Die Luft riecht süßlich

Betritt man Ebers kleines Büro in dem schmucken neuen Einfamilienhaus in Zella, fällt sofort auf, dass an der Elektropfeiffe mehr dran sein muss als nur ein bisschen Dampf. Ein leicht süßlicher Duft liegt in der Luft. 

Das komme von den Aromen, erklärt Ebers. Offenbar sind Dampfer auch Alchemisten, denn eine Ecke im Büro gleicht einem Labor. Fläschen reiht sich an Fläschen. 

Labor im Büro: Dort mischt sich Jan-Henrik Ebers die Flüssigkeiten (Liquids), die er mit seinen E-Zigaretten verdampft.

Und schnell wird klar, das Dampfen gleicht wirklich einer Wissenschaft: Denn nicht nur das Liquid – das ist die Flüssigkeit, die verdampft wird – mischt sich Ebers selbst. Er stellt sich auch den Verdampferkopf selbst her. 

Diese Spule ist das wichtigste Element der E-Zigarette, sie entscheidet über die Art und Intensität des Dampferlebnisses. Zwar gibt es auch Fertigprodukte, aber die Eigenleistungen bieten aus Ebers Sicht viele Vorteile. 

Auch Nikotin kann ins Liquid

Das Liquid setzt sich aus Glycerin, Propylenglykol und Aromen – auch Nikotin kann zugefügt werden – zusammen. „Wenn ich es selbst herstelle, weiß ich was drin ist“, ist der 33-Jährige überzeugt.

In einer anderen Ecke des Büros steht eine Glasvitrine mit den unterschiedlichsten Modellen von E-Zigaretten. Die reichen von der kleinen im Format eines Taschenfeuerzeugs bis hin zu den großen, die an ein altes Diktiergerät erinnert. Ohne gehe er nicht aus dem Haus, sagt Ebers. 

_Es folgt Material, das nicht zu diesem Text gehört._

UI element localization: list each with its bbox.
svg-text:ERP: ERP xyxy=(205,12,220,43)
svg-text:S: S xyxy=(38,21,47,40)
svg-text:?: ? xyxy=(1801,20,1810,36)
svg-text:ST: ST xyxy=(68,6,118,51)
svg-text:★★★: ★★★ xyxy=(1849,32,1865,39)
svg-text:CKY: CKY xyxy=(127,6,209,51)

Dennoch sei das Suchtverhalten eines Dampfers nicht mit dem eines Rauchers vergleichbar, meint er. Er selbst müsse nicht zwangsläufig dampfen, wenn er früher geraucht habe. „Man hängt dran, weil es schmeckt.“ 

Termin: Dampferstammtisch „Vol. 4“, Freitag, 14. September, 19.30 Uhr, MSC Wasenberg.

Schädlich oder nicht? Mehr als zwei Millionen Deutsche greifen zur E-Zigarette, da stellt sich die Frage, ist das schädlich oder nicht? Mit der E-Zigarette zu dampfen, schadet wohl weniger als Rauchen. Um Dampfen als harmlos einzustufen, ist es aber noch zu früh, heißt es bei der Stiftung Warentest. Das Deutsche Krebsforschungszentrum in Heidelberg sieht E-Zigaretten dennoch skeptisch: Sie erhielten das Rauchverhalten aufrecht, seien gesundheitlich bedenklich, untergraben die Tabakprävention und seien kein anerkanntes Mittel, um mit Rauchen aufzuhören. Das Bundesamt für Risikobewertung stuft die nikotinhaltigen wie auch nikotinfreien E-Zigaretten als „keine unschädlichen Erzeugnisse“ ein.